Embedded on to your good system: Telephone producers integrating Phi-4-multimodal straight right into a smartphone might allow smartphones to course of and perceive voice instructions, acknowledge pictures, and interpret textual content seamlessly. Customers may benefit from superior options like real-time language translation, enhanced picture and video evaluation, and clever private assistants that perceive and reply to advanced queries. This is able to elevate the consumer expertise by offering highly effective AI capabilities straight on the system, making certain low latency and excessive effectivity.
On the highway: Think about an automotive firm integrating Phi-4-multimodal into their in-car assistant programs. The mannequin might allow automobiles to grasp and reply to voice instructions, acknowledge driver gestures, and analyze visible inputs from cameras. For example, it might improve driver security by detecting drowsiness by way of facial recognition and offering real-time alerts. Moreover, it might provide seamless navigation help, interpret highway indicators, and supply contextual info, making a extra intuitive and safer driving expertise whereas linked to the cloud and offline when connectivity isn’t obtainable.
Multilingual monetary companies: Think about a monetary companies firm integrating Phi-4-mini to automate advanced monetary calculations, generate detailed experiences, and translate monetary paperwork into a number of languages. For example, the mannequin can help analysts by performing intricate mathematical computations required for danger assessments, portfolio administration, and monetary forecasting. Moreover, it will possibly translate monetary statements, regulatory paperwork, and consumer communications into numerous languages and will enhance consumer relations globally.

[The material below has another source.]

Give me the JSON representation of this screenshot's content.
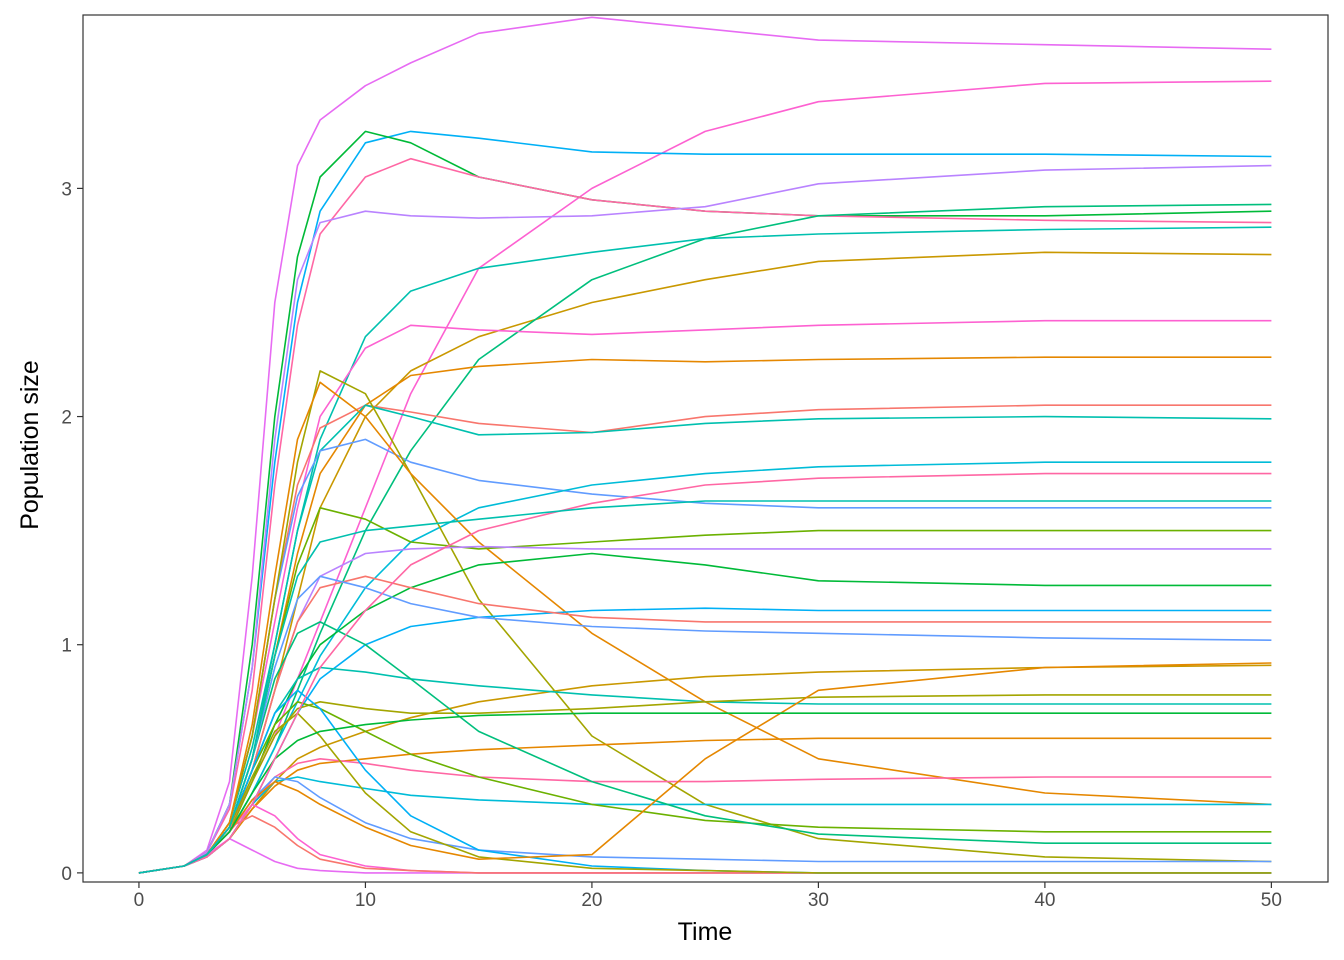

Microsoft’s dedication to safety and security

Azure AI Foundry gives customers with a strong set of capabilities to assist organizations measure, mitigate, and handle AI dangers throughout the AI growth lifecycle for conventional machine studying and generative AI purposes. Azure AI evaluations in AI Foundry allow builders to iteratively assess the standard and security of fashions and purposes utilizing built-in and customized metrics to tell mitigations.

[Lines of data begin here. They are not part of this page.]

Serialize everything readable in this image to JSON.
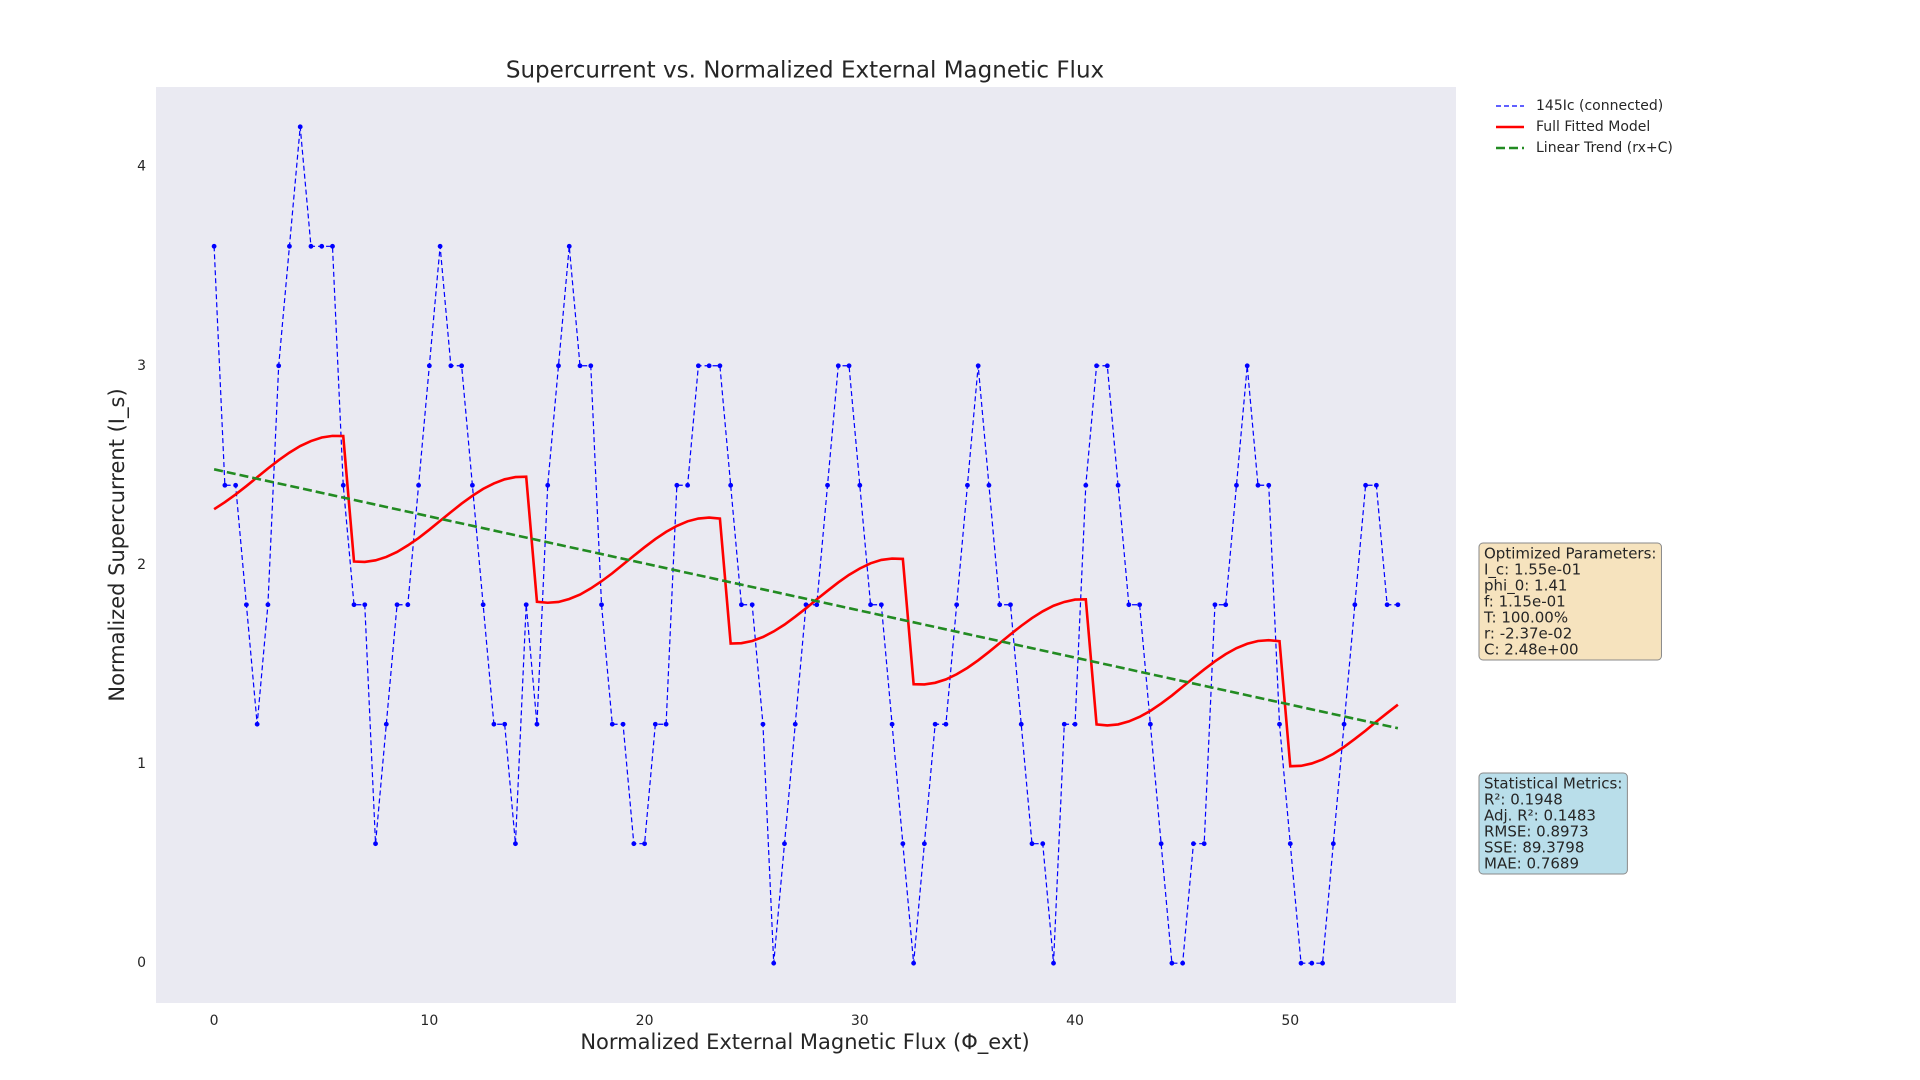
{
  "chart_data": {
    "type": "line",
    "title": "Supercurrent vs. Normalized External Magnetic Flux",
    "x_label": "Normalized External Magnetic Flux (Φ_ext)",
    "y_label": "Normalized Supercurrent (I_s)",
    "xlim": [
      -2.7,
      57.7
    ],
    "ylim": [
      -0.2,
      4.4
    ],
    "xticks": [
      0,
      10,
      20,
      30,
      40,
      50
    ],
    "yticks": [
      0,
      1,
      2,
      3,
      4
    ],
    "grid": false,
    "legend": "outside",
    "x": [
      0,
      0.5,
      1,
      1.5,
      2,
      2.5,
      3,
      3.5,
      4,
      4.5,
      5,
      5.5,
      6,
      6.5,
      7,
      7.5,
      8,
      8.5,
      9,
      9.5,
      10,
      10.5,
      11,
      11.5,
      12,
      12.5,
      13,
      13.5,
      14,
      14.5,
      15,
      15.5,
      16,
      16.5,
      17,
      17.5,
      18,
      18.5,
      19,
      19.5,
      20,
      20.5,
      21,
      21.5,
      22,
      22.5,
      23,
      23.5,
      24,
      24.5,
      25,
      25.5,
      26,
      26.5,
      27,
      27.5,
      28,
      28.5,
      29,
      29.5,
      30,
      30.5,
      31,
      31.5,
      32,
      32.5,
      33,
      33.5,
      34,
      34.5,
      35,
      35.5,
      36,
      36.5,
      37,
      37.5,
      38,
      38.5,
      39,
      39.5,
      40,
      40.5,
      41,
      41.5,
      42,
      42.5,
      43,
      43.5,
      44,
      44.5,
      45,
      45.5,
      46,
      46.5,
      47,
      47.5,
      48,
      48.5,
      49,
      49.5,
      50,
      50.5,
      51,
      51.5,
      52,
      52.5,
      53,
      53.5,
      54,
      54.5,
      55
    ],
    "series": [
      {
        "name": "145Ic (connected)",
        "color": "#0000ff",
        "linestyle": "dashed",
        "marker": "o",
        "values": [
          3.6,
          2.4,
          2.4,
          1.8,
          1.2,
          1.8,
          3.0,
          3.6,
          4.2,
          3.6,
          3.6,
          3.6,
          2.4,
          1.8,
          1.8,
          0.6,
          1.2,
          1.8,
          1.8,
          2.4,
          3.0,
          3.6,
          3.0,
          3.0,
          2.4,
          1.8,
          1.2,
          1.2,
          0.6,
          1.8,
          1.2,
          2.4,
          3.0,
          3.6,
          3.0,
          3.0,
          1.8,
          1.2,
          1.2,
          0.6,
          0.6,
          1.2,
          1.2,
          2.4,
          2.4,
          3.0,
          3.0,
          3.0,
          2.4,
          1.8,
          1.8,
          1.2,
          0,
          0.6,
          1.2,
          1.8,
          1.8,
          2.4,
          3.0,
          3.0,
          2.4,
          1.8,
          1.8,
          1.2,
          0.6,
          0,
          0.6,
          1.2,
          1.2,
          1.8,
          2.4,
          3.0,
          2.4,
          1.8,
          1.8,
          1.2,
          0.6,
          0.6,
          0,
          1.2,
          1.2,
          2.4,
          3.0,
          3.0,
          2.4,
          1.8,
          1.8,
          1.2,
          0.6,
          0,
          0,
          0.6,
          0.6,
          1.8,
          1.8,
          2.4,
          3.0,
          2.4,
          2.4,
          1.2,
          0.6,
          0,
          0,
          0,
          0.6,
          1.2,
          1.8,
          2.4,
          2.4,
          1.8,
          1.8
        ]
      },
      {
        "name": "Full Fitted Model",
        "color": "#ff0000",
        "linestyle": "solid",
        "values": [
          2.28,
          2.315,
          2.354,
          2.396,
          2.44,
          2.484,
          2.526,
          2.564,
          2.597,
          2.622,
          2.64,
          2.648,
          2.647,
          2.017,
          2.015,
          2.023,
          2.04,
          2.065,
          2.098,
          2.135,
          2.177,
          2.221,
          2.265,
          2.308,
          2.347,
          2.382,
          2.409,
          2.43,
          2.441,
          2.443,
          1.815,
          1.81,
          1.814,
          1.829,
          1.851,
          1.882,
          1.918,
          1.958,
          2.002,
          2.046,
          2.089,
          2.13,
          2.166,
          2.196,
          2.219,
          2.233,
          2.238,
          2.233,
          1.605,
          1.607,
          1.618,
          1.638,
          1.666,
          1.7,
          1.74,
          1.782,
          1.827,
          1.87,
          1.912,
          1.95,
          1.982,
          2.008,
          2.025,
          2.032,
          2.03,
          1.401,
          1.4,
          1.408,
          1.425,
          1.451,
          1.483,
          1.521,
          1.563,
          1.607,
          1.651,
          1.694,
          1.733,
          1.767,
          1.795,
          1.814,
          1.826,
          1.827,
          1.199,
          1.194,
          1.199,
          1.214,
          1.237,
          1.267,
          1.304,
          1.344,
          1.388,
          1.432,
          1.475,
          1.516,
          1.552,
          1.582,
          1.604,
          1.618,
          1.622,
          1.617,
          0.989,
          0.991,
          1.003,
          1.023,
          1.051,
          1.086,
          1.126,
          1.168,
          1.213,
          1.256,
          1.298
        ]
      },
      {
        "name": "Linear Trend (rx+C)",
        "color": "#228b22",
        "linestyle": "dashed",
        "x": [
          0,
          55
        ],
        "values": [
          2.48,
          1.18
        ]
      }
    ],
    "annotations": [
      {
        "lines": [
          "Optimized Parameters:",
          "I_c: 1.55e-01",
          "phi_0: 1.41",
          "f: 1.15e-01",
          "T: 100.00%",
          "r: -2.37e-02",
          "C: 2.48e+00"
        ]
      },
      {
        "lines": [
          "Statistical Metrics:",
          "R²: 0.1948",
          "Adj. R²: 0.1483",
          "RMSE: 0.8973",
          "SSE: 89.3798",
          "MAE: 0.7689"
        ]
      }
    ]
  }
}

Each fashions underwent safety and security testing by our inside and exterior safety consultants utilizing methods crafted by Microsoft AI Purple Workforce (AIRT). These strategies, developed over earlier Phi fashions, incorporate international views and native audio system of all supported languages. They span areas akin to cybersecurity, nationwide safety, equity, and violence, addressing present tendencies by way of multilingual probing. Utilizing AIRT’s open-source Python Threat Identification Toolkit (PyRIT) and guide probing, crimson teamers carried out single-turn and multi-turn assaults. Working independently from the event groups, AIRT constantly shared insights with the mannequin workforce. This method assessed the brand new AI safety and security panorama launched by our newest Phi fashions, making certain the supply of high-quality capabilities.

Check out the mannequin playing cards for Phi-4-multimodal and Phi-4-mini, and the technical paper to see an overview of really useful makes use of and limitations for these fashions.

Be taught extra about Phi-4

We invite you to come back discover the chances with Phi-4-multimodal and Phi-4-mini in Azure AI Foundry, Hugging Face, and NVIDIA API Catalog with a full multimodal expertise. We are able to’t wait to listen to your suggestions and see the unbelievable issues you’ll accomplish with our new fashions.

What’s Phi-4-multimodal?

Natively constructed for multimodal experiences

Unlocking new capabilities

What’s Phi-4-mini?

Customization and cross-platform

How can these fashions be utilized in motion?

Microsoft’s dedication to safety and security

Be taught extra about Phi-4

Leave a Reply Cancel reply

Related News

Hackster International Design Problem Resolution Highlight: Treasured Water

Does Your SSE Perceive Person Intent?